La historia de la humanidad se escribe con paradojas. Hoy asistimos a una especialmente reveladora: el triunfo político del conservadurismo coincide con su aparente final. O, al menos, con una profunda e inquietante transformación. Conforme a las ideas expuestas en ¿Por qué ha fracasado el liberalismo?, el célebre libro de Patrick J. Deneen, en el cual se advierte de que la ideología liberal puede terminar socavando las bases comunitarias que la sustentan, cabría preguntarse por el sentido de esta mutación.
Lean, por ejemplo, la interpretación que plantea el portugués Bruno Maçães, en su artículo Conservatism is dead, recientemente publicado en la revista The New Statesman, donde sostiene que muchas formas actuales del conservadurismo se ven impulsadas más por un fervor destructivo que por una defensa genuina del orden. La gran tragedia de la modernidad reside en la pérdida del hilo de la tradición que unía el pasado con el futuro, anunciándolo desde el presente. Lo que se ha perdido es el sentido del orden, que es como hablar del sentido de la realidad.

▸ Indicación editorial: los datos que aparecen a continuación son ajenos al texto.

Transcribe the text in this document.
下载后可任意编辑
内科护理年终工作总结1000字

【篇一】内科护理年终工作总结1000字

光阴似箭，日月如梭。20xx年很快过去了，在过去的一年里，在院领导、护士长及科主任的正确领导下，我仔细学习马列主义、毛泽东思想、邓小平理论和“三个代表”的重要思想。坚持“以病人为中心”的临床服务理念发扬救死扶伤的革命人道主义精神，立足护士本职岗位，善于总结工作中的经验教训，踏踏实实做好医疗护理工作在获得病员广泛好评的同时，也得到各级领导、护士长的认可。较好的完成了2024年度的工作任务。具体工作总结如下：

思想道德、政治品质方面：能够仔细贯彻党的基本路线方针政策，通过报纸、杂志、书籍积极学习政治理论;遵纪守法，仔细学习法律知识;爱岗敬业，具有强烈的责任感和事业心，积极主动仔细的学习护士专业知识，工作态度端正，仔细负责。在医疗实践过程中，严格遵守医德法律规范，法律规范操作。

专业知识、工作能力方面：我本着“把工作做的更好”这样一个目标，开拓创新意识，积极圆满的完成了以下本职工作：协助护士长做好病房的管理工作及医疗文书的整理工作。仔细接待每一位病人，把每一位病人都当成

Maçães lo sugiere en su texto al atreverse a preguntar por las instituciones que merecerían ser conservadas. Detrás de cualquier idealización sólo se encuentra el vacío y la ausencia; o quizás un espejo de nuestros miedos. Son formas de escapismo que reflejan el duelo nihilista por un mundo que ya no existe y que, de hecho, nunca ha existido ni existirá. Poco importa que lo llamemos utopía o nostalgia, MAGA o MEGA; la falta de realismo conduce a un paisaje de ruinas, al Brexit o a la crisis de identidad política en Estados Unidos. Este es un principio que admite poca discusión. La gran literatura lo ha explorado a fondo.

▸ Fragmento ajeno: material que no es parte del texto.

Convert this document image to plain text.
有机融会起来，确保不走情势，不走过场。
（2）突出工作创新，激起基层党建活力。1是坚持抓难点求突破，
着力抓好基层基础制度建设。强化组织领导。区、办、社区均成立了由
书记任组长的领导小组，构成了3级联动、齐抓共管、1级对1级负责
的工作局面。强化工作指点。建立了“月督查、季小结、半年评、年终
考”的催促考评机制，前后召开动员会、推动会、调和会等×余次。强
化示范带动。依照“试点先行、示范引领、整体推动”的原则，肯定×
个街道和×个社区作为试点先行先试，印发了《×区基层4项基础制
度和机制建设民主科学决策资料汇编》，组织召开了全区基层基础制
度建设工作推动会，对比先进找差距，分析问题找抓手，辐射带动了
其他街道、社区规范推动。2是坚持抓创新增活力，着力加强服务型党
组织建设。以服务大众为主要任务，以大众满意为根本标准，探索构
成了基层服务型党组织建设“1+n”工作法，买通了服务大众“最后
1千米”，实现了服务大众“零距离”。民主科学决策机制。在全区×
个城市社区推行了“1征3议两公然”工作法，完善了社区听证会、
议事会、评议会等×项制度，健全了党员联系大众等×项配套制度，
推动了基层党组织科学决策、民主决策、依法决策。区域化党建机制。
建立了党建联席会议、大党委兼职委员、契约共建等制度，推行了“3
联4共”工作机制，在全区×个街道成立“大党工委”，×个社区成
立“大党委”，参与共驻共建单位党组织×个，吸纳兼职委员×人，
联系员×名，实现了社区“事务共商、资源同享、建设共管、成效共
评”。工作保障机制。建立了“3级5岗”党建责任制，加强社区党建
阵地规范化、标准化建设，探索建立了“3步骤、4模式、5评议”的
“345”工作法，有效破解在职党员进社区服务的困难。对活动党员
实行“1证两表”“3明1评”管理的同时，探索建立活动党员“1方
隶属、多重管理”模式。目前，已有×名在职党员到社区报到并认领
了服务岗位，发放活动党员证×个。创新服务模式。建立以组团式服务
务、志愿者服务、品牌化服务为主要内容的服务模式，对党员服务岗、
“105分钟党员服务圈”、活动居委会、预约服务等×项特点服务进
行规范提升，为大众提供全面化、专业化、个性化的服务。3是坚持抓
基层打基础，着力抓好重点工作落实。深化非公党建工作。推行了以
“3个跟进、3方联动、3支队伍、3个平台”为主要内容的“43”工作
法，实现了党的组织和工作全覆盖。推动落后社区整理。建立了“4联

¿Y qué mejor ejemplo que Joan Didion para entenderlo? En uno de sus mejores libros –Slouching Towards Bethlehem– definió la California de los sesenta como un lugar atrapado por sus mitos y desilusiones. Con mirada fría y luminosa, describió un mundo que se desmoronaba, un mundo cuyo centro moral había desaparecido. El ensayo de Didion traza los contornos puros de una época tan impura como la nuestra.
«El verdadero conservadurismo no puede confundir la resistencia a valores de la izquierda con una revolución reaccionaria»
Sin embargo, esa búsqueda de un centro perdido conduce inevitablemente a la destrucción, como nos recuerda la experiencia revolucionaria. La nostalgia, cuando se hace dogmática, adquiere el tono inflamado de la ira. Lo comprobamos en la fractura la OTAN ante el desgaste provocado por la guerra de Ucrania o en la desarticulación de instituciones y estructuras en nombre de la eficiencia presupuestaria. El miedo llama al miedo y la desconfianza a la desconfianza. Perder el vínculo atlántico que unía a dos pueblos hermanos, a dos civilizaciones, como son la americana y la europea, no augura nada bueno para nuestro futuro común.
En realidad, si queremos sobrevivir cultural, política y socialmente, necesitamos reformular lo antes posible una idea de orden que sea a la vez creíble y realista, no dogmática ni nostálgica. «La Historia es ondulante», nos recordaba Josep Pla citando a Montaigne; y quizás un primer paso necesario sea reconocer la provisionalidad y el carácter incompleto de cualquier ideología o de cualquier credo político. Vivimos en un tiempo de experimentación, de creación continua, pero también de inseguridad. Y, sin embargo, esto no es algo nuevo: el futuro siempre se edifica desde la incertidumbre.
En este sentido, más que la preservación obsesiva de un pasado en ruinas, el desafío consiste en comprender que el verdadero conservadurismo no puede confundir la resistencia a unos valores de la izquierda que le disgustan con una revolución reaccionaria. Al contrario, el mejor conservadurismo –el que va de Burke a Oakeshott– responde al don del tiempo, a una construcción paciente en diálogo con sus imperfecciones y sus límites. Porque, como bien sabe la literatura, es precisamente una cierta dosis de duda la que acaba revelando la verdad.